By the time Cool became an A/D/C associate in Nepal in 1982, he had already served with the Department of the Interior in Samoa; the Department of State in India, Nepal and Laos (where he was captured during a coup and freed by the British Secret Service); and the Ford Foundation in India, Pakistan and the Philippines. In fact, he worked with A/D/C before he joined its staff, helping establish the first A/D/C program in Pakistan with a Ford Foundation grant in 1977. Cool became the head of the research awards and fellowships program in Nepal and, through his affiliation with the Agricultural Projects Services Centre, helped to strengthen Nepalese capacity in the social sciences and in natural resource management.
In 1987, Cool moved to Thailand and became Winrock’s program officer for Asia, establishing networks of scholars and government officials to address Thai natural resource management issues. He continued to work on Thai issues in 1990, when he moved to Winrock’s Arlington, Va., office, to serve as the social science adviser for the Asian Forestry program responsible for monitoring the Forestry/Fuelwood Research and Development (F/FRED) and natural resource management programs.
“Because of his exceptional credibility, he was able to communicate the relevance of social sciences to natural resource management and to development in general,” says Winrock’s Director of M&E Carol Stoney, who worked with Cool in Thailand and on the F/FRED program. “He was a great mentor, also very kind.”
Cool “defined what an anthropologist does and gave me a dynamic understanding of the concepts behind human-centric development,” says Winrock’s Senior Director of Strategic Initiatives John Kadyszewski, noting that Cool’s insights contributed to the creation of the network of Renewable Energy Project Support Offices Winrock developed in the 1990s. “When I was not directly asking him for advice, I was asking myself, ‘What would John Cool do?’ … He lived and breathed how much more can be accomplished if you figure out how to capture and shape human energy.”

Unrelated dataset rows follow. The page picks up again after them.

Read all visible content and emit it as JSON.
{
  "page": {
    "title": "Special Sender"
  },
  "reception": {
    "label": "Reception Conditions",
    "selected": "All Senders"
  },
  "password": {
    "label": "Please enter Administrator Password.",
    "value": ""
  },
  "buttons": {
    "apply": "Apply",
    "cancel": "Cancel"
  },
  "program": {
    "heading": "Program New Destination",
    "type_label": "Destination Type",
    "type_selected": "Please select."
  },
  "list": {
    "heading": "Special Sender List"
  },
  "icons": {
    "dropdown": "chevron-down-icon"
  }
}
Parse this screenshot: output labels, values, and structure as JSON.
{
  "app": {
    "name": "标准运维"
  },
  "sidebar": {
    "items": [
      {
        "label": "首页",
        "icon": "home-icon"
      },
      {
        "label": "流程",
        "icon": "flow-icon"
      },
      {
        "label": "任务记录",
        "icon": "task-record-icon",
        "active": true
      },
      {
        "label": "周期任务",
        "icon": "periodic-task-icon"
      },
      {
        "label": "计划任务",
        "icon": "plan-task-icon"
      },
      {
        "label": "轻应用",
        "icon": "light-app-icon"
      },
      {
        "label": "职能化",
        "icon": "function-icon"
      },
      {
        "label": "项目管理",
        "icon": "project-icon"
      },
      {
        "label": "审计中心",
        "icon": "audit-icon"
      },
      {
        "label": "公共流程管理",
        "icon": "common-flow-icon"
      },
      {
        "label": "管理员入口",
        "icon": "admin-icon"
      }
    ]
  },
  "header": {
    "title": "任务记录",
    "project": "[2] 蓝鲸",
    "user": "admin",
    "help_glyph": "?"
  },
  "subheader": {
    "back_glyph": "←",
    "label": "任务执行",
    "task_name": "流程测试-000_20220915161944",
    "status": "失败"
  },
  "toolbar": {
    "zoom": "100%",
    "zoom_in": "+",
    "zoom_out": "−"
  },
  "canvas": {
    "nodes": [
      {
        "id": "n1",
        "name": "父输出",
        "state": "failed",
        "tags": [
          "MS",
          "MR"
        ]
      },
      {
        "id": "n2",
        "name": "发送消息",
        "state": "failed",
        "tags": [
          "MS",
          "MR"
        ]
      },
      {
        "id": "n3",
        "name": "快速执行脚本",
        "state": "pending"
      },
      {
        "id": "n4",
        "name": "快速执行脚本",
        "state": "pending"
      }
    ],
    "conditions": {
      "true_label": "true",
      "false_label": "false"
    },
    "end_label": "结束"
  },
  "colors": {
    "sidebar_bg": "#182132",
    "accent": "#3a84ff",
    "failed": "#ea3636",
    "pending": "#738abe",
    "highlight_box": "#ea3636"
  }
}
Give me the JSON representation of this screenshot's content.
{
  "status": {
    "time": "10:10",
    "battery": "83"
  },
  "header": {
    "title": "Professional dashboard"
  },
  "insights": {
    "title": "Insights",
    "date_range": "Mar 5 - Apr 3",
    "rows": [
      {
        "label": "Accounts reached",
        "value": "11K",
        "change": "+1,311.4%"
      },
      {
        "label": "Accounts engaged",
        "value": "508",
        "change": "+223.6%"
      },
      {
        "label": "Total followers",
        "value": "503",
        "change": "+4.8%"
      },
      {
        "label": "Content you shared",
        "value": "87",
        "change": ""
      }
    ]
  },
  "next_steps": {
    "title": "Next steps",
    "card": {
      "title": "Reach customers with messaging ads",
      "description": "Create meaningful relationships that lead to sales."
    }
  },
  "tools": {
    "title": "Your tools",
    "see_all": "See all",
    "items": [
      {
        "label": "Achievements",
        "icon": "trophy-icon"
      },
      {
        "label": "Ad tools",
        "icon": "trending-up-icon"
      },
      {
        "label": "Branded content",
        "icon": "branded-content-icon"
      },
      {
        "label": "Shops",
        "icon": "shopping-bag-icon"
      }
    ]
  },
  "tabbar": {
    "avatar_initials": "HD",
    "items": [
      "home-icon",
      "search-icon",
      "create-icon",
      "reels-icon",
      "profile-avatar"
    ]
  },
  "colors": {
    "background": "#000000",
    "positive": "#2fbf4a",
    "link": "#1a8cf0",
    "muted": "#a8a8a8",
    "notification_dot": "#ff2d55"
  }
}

Cool left Winrock in 1990, but he continued working in international development until his retirement, after which he conducted research projects, built a library for his 20,000 books and traveled widely with his wife of 65 years, Catherine. In addition to Catherine, Cool is survived by a daughter, two sons, two daughters-in-law and two grandchildren.
Business analyst Lisa McClay remembers Cool as someone “willing to share his knowledge with others. You learned just by watching him. … [He] is one of the people who gave Winrock its heart and soul.”